Figure 4.

XTBD or RNA substrate, respectively, stabilize XRN2 by promoting PBS folding. (a), (c) Graphs showing unfolding of (a) XRN2 alone and its indicated complexes, and (c) XRN2 in the presence of an RNA substrate or tRNA, respectively. Results for XRN2 alone and XRN2 – PAXT-1 from (a) are included for comparison. (a), (c) Data points of the sigmoidal part of each melt curve and their fits to the Boltzman equation, normalized to 1 and scaled, are indicated. Squares represent melting points (T_m). (b) Plot of activity over time of XRN2 and its complex, respectively, at 25°C and 30°C, respectively. ‘Mock’ is the negative control (no enzyme) at 30°C. (d) Plot of activity of XRN2 alone and its complex with or without preincubation at 30°C. (e) Representation of XRN2 substrate binding, inferred by superposition of XRN2Δ^ZLC (gray/red/cyan) in complex with XTBD (yellow) on D. melanogaster XRN1 in complex with substrate (PDB 2Y35 ²⁰). For the latter, only substrate is shown, in stick model.

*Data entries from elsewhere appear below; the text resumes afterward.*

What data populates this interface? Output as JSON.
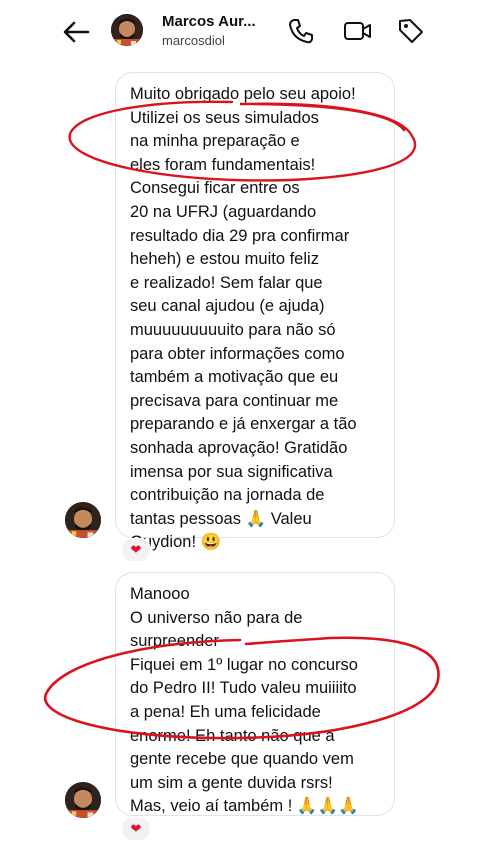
{
  "header": {
    "contact_name": "Marcos Aur...",
    "username": "marcosdiol",
    "icons": [
      "back-arrow-icon",
      "phone-icon",
      "video-camera-icon",
      "tag-icon"
    ]
  },
  "messages": [
    {
      "lines": [
        "Muito obrigado pelo seu apoio!",
        "Utilizei os seus simulados",
        "na minha preparação e",
        "eles foram fundamentais!",
        "Consegui ficar entre os",
        "20 na UFRJ (aguardando",
        "resultado dia 29 pra confirmar",
        "heheh) e estou muito feliz",
        "e realizado! Sem falar que",
        "seu canal ajudou (e ajuda)",
        "muuuuuuuuuito para não só",
        "para obter informações como",
        "também a motivação que eu",
        "precisava para continuar me",
        "preparando e já enxergar a tão",
        "sonhada aprovação! Gratidão",
        "imensa por sua significativa",
        "contribuição na jornada de",
        "tantas pessoas 🙏 Valeu",
        "Guydion! 😃"
      ],
      "reaction": "❤"
    },
    {
      "lines": [
        "Manooo",
        "O universo não para de",
        "surpreender",
        "Fiquei em 1º lugar no concurso",
        "do Pedro II! Tudo valeu muiiiito",
        "a pena! Eh uma felicidade",
        "enorme! Eh tanto não que a",
        "gente recebe que quando vem",
        "um sim a gente duvida rsrs!",
        "Mas, veio aí também ! 🙏🙏🙏"
      ],
      "reaction": "❤"
    }
  ],
  "annotation_color": "#d8141c"
}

An mF_o-DF_c map of the XTBD–XRN2Δ^ZLC complex (calculated in absence of SO₄^2-) is overlaid and displayed at the SO₄^2- position only (5.5 σ). (f) Comparison of the PBSs of C. elegans XRN2 (cyan) in complex with XTBD (yellow, surface representation), D. melanogaster XRN1 (purple; PDB 2Y35 ²⁰) in complex with a tri-nucleotide substrate (stick-model), and K. lactis XRN1 (orange; PDB 3PIF ²⁹) by superposition (top) or individual representation (bottom). Disordered regions within the K. lactis PBS are marked in orange dashed lines.